Mögliche Ansätze zur Lösung der großen Interessenkonflikte könnten darin bestehen, Google und Apple zu zwingen, konkurrierende App Stores für ihre iOS- und Android-Umgebungen zuzulassen – eine Richtung, in die sich die App Stores seit der Einführung der neuen EU-Wettbewerbsregeln bewegt haben. Im Bereich der Gesundheits-Apps könnten spezialisierte und regulierte digitale App-Apotheken entwickelt werden, die als unabhängige Organisationen die Beschwerden für Apps kuratieren, überwachen, dokumentieren und bearbeiten. Im Gegensatz zu den bestehenden App Stores hätten digitale App-Apotheken keine grundlegenden Interessenkonflikte.

Ein zweiter Ansatz könnte es sein, das existieriende Duopol bestehen zu lassen, aber eine vollständige und transparente Umsetzung der gesetzlichen Anforderungen durchzusetzen. Dies würde eine aktive Überwachung von Beschwerden und die Überprüfung von Daten durch die App Stores sowie die Meldung (schwerwiegender) unerwünschter Ereignisse erfordern. Diese Ansätze müsste damit einhergehen, das eigene App-Entwicklungsgeschäft für Medizinprodukte als Google und Apple veräußern oder vom App-Store-Geschäft vollständig trennen zu müssen. 

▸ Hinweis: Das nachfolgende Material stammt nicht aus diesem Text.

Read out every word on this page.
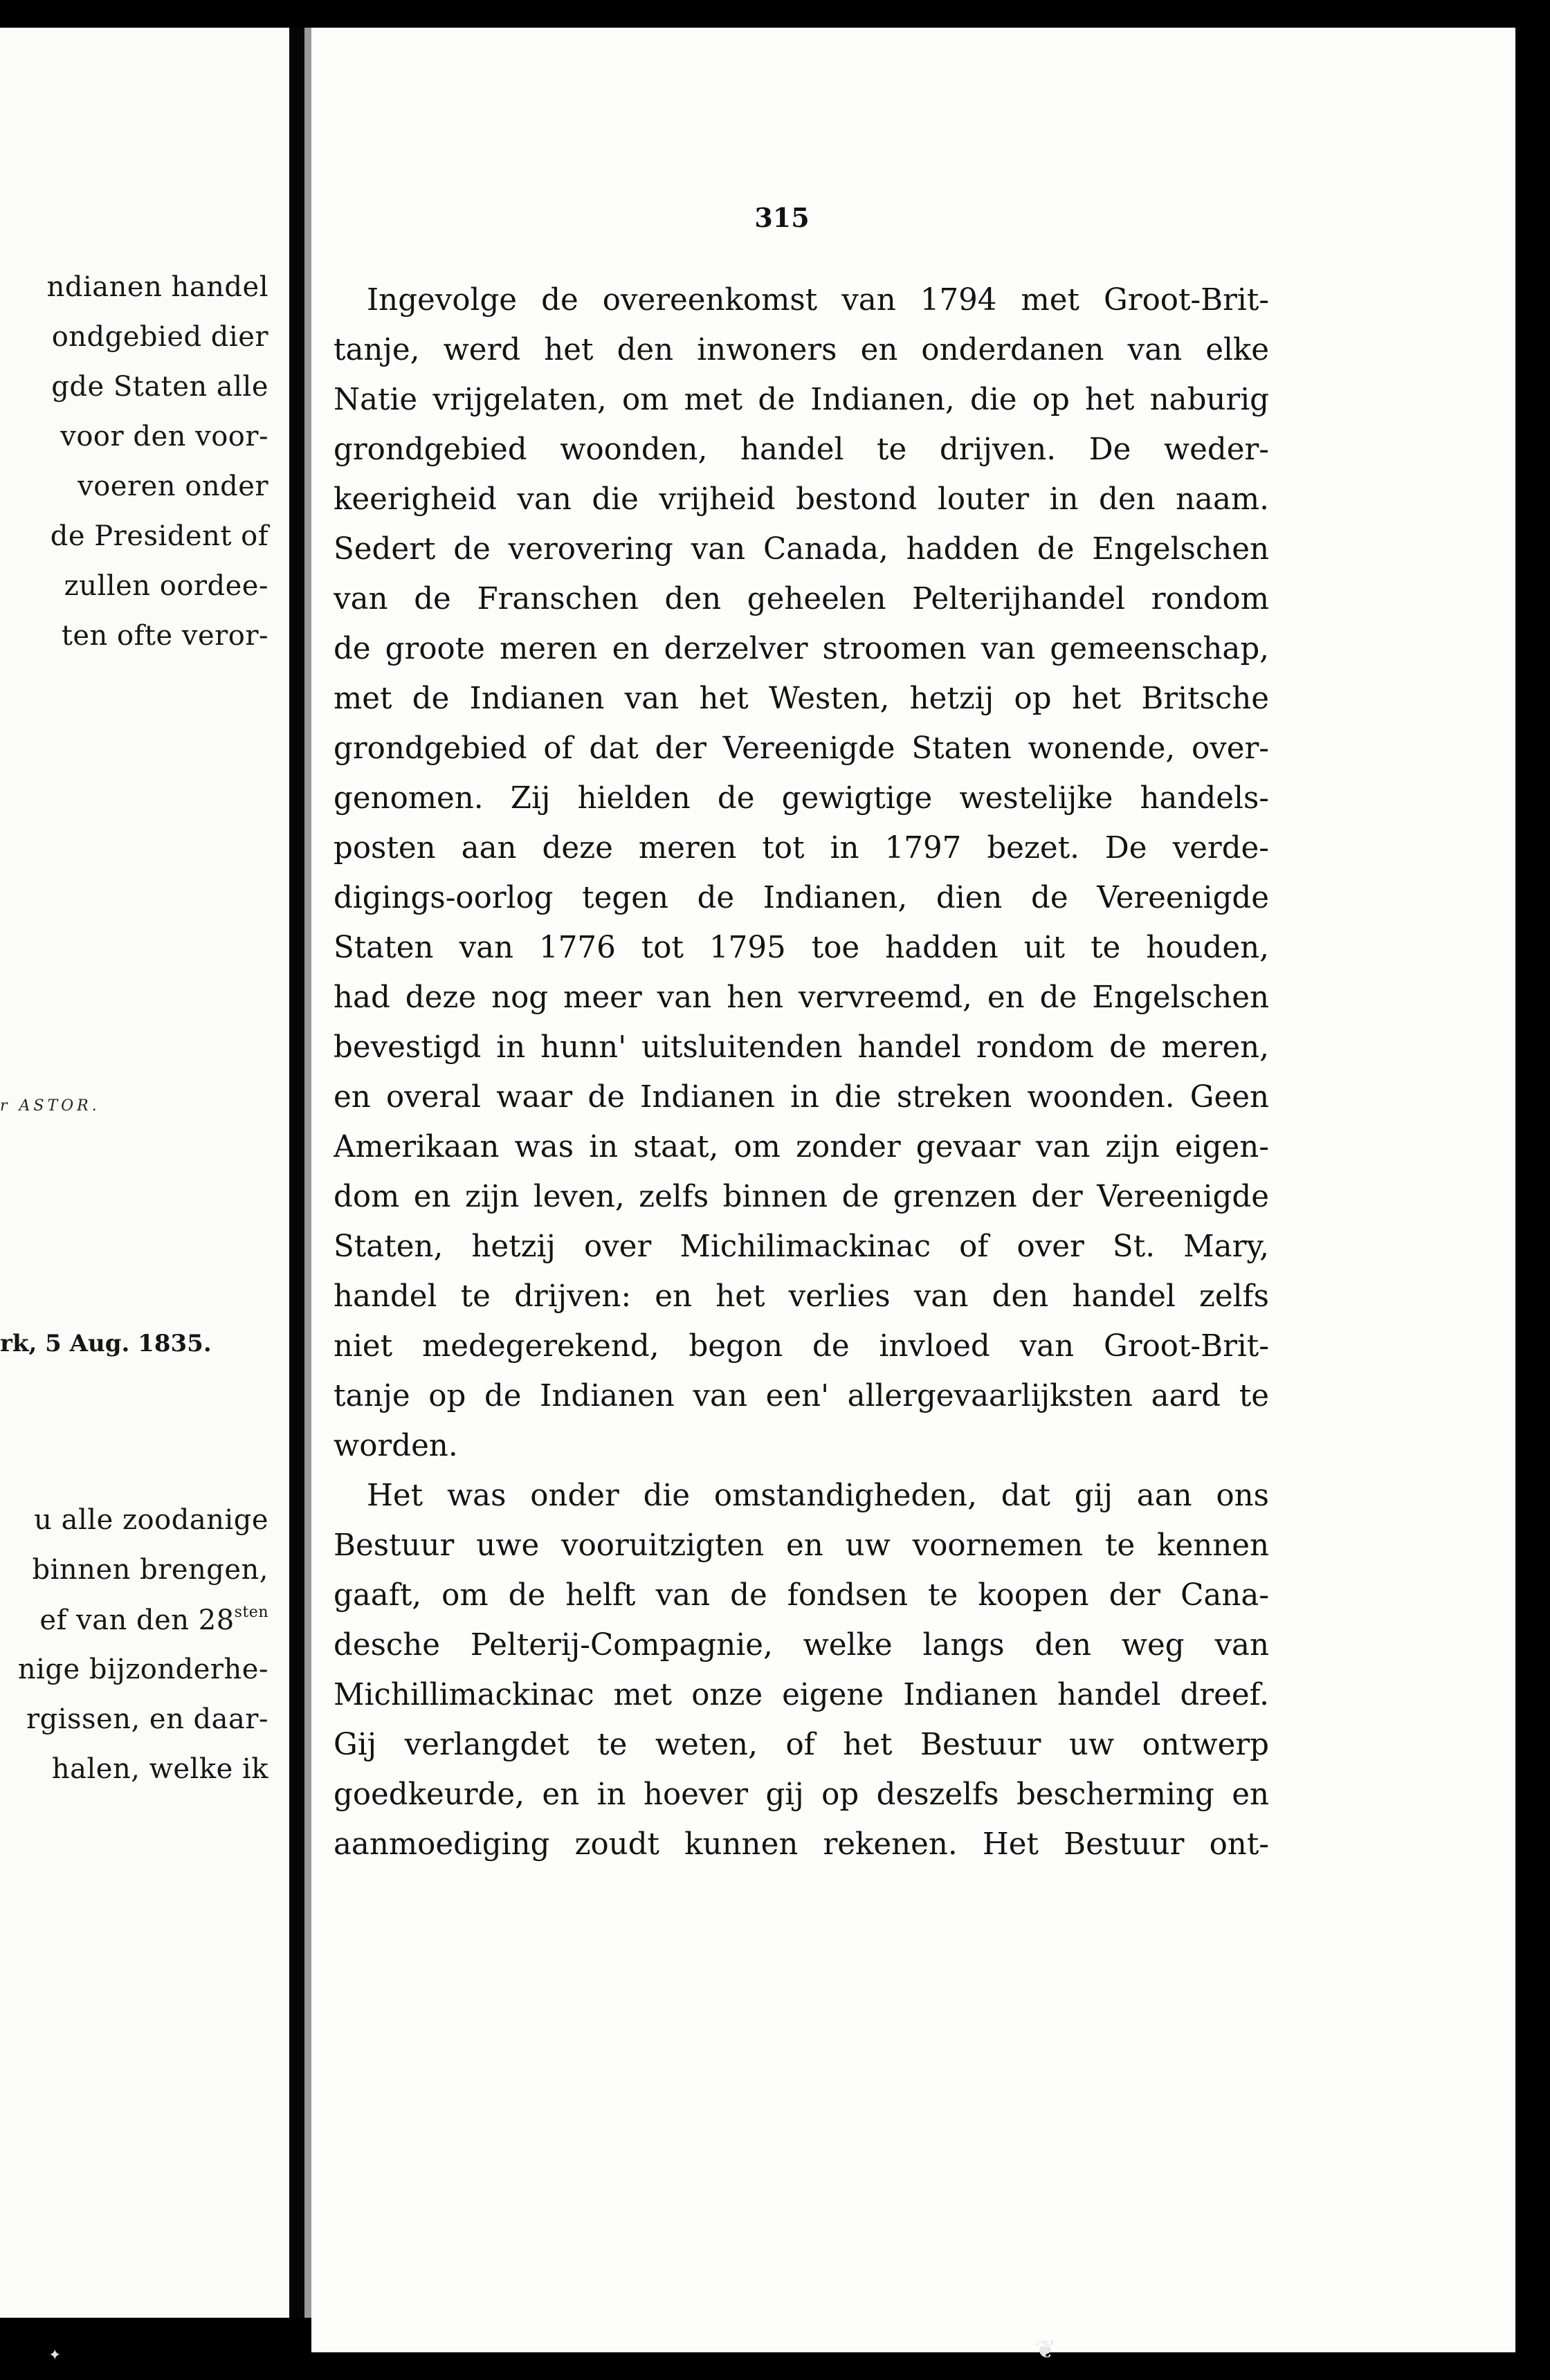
ndianen handel
ondgebied dier
gde Staten alle
voor den voor-
voeren onder
de President of
zullen oordee-
ten ofte veror-
r ASTOR.
rk, 5 Aug. 1835.
u alle zoodanige
binnen brengen,
ef van den $28^{sten}$
nige bijzonderhe-
rgissen, en daar-
halen, welke ik
315
Ingevolge de overeenkomst van 1794 met Groot-Brit-
tanje, werd het den inwoners en onderdanen van elke
Natie vrijgelaten, om met de Indianen, die op het naburig
grondgebied woonden, handel te drijven. De weder-
keerigheid van die vrijheid bestond louter in den naam.
Sedert de verovering van Canada, hadden de Engelschen
van de Franschen den geheelen Pelterijhandel rondom
de groote meren en derzelver stroomen van gemeenschap,
met de Indianen van het Westen, hetzij op het Britsche
grondgebied of dat der Vereenigde Staten wonende, over-
genomen. Zij hielden de gewigtige westelijke handels-
posten aan deze meren tot in 1797 bezet. De verde-
digings-oorlog tegen de Indianen, dien de Vereenigde
Staten van 1776 tot 1795 toe hadden uit te houden,
had deze nog meer van hen vervreemd, en de Engelschen
bevestigd in hunn' uitsluitenden handel rondom de meren,
en overal waar de Indianen in die streken woonden. Geen
Amerikaan was in staat, om zonder gevaar van zijn eigen-
dom en zijn leven, zelfs binnen de grenzen der Vereenigde
Staten, hetzij over Michilimackinac of over St. Mary,
handel te drijven: en het verlies van den handel zelfs
niet medegerekend, begon de invloed van Groot-Brit-
tanje op de Indianen van een' allergevaarlijksten aard te
worden.
Het was onder die omstandigheden, dat gij aan ons
Bestuur uwe vooruitzigten en uw voornemen te kennen
gaaft, om de helft van de fondsen te koopen der Cana-
desche Pelterij-Compagnie, welke langs den weg van
Michillimackinac met onze eigene Indianen handel dreef.
Gij verlangdet te weten, of het Bestuur uw ontwerp
goedkeurde, en in hoever gij op deszelfs bescherming en
aanmoediging zoudt kunnen rekenen. Het Bestuur ont-
✦	❦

Damit sich der Sektor der Gesundheits- und Wellness-Apps sicher entwickeln kann, müssen die „Wildwest“-Aspekte des Marktes beseitigt werden. Alle Beteiligten würden von einer Verbesserung der App-Store-Modelle profitieren, um die Bereitstellung digitaler Gesundheitsanwendungen in der EU auf Dauer sicherer, besser und fairer zu gestalten. Wenn die EU-Gesetzgebung in Kraft tritt, könnte sie als Vorbild für andere Regionen der Welt dienen.

Stephen Gilbert ist Professor für Medical Device Regulatory Science am Else Kröner Fresenius Zentrum für Digitale Gesundheit an der TU Dresden und dem Dresdner Universitätsklinikum.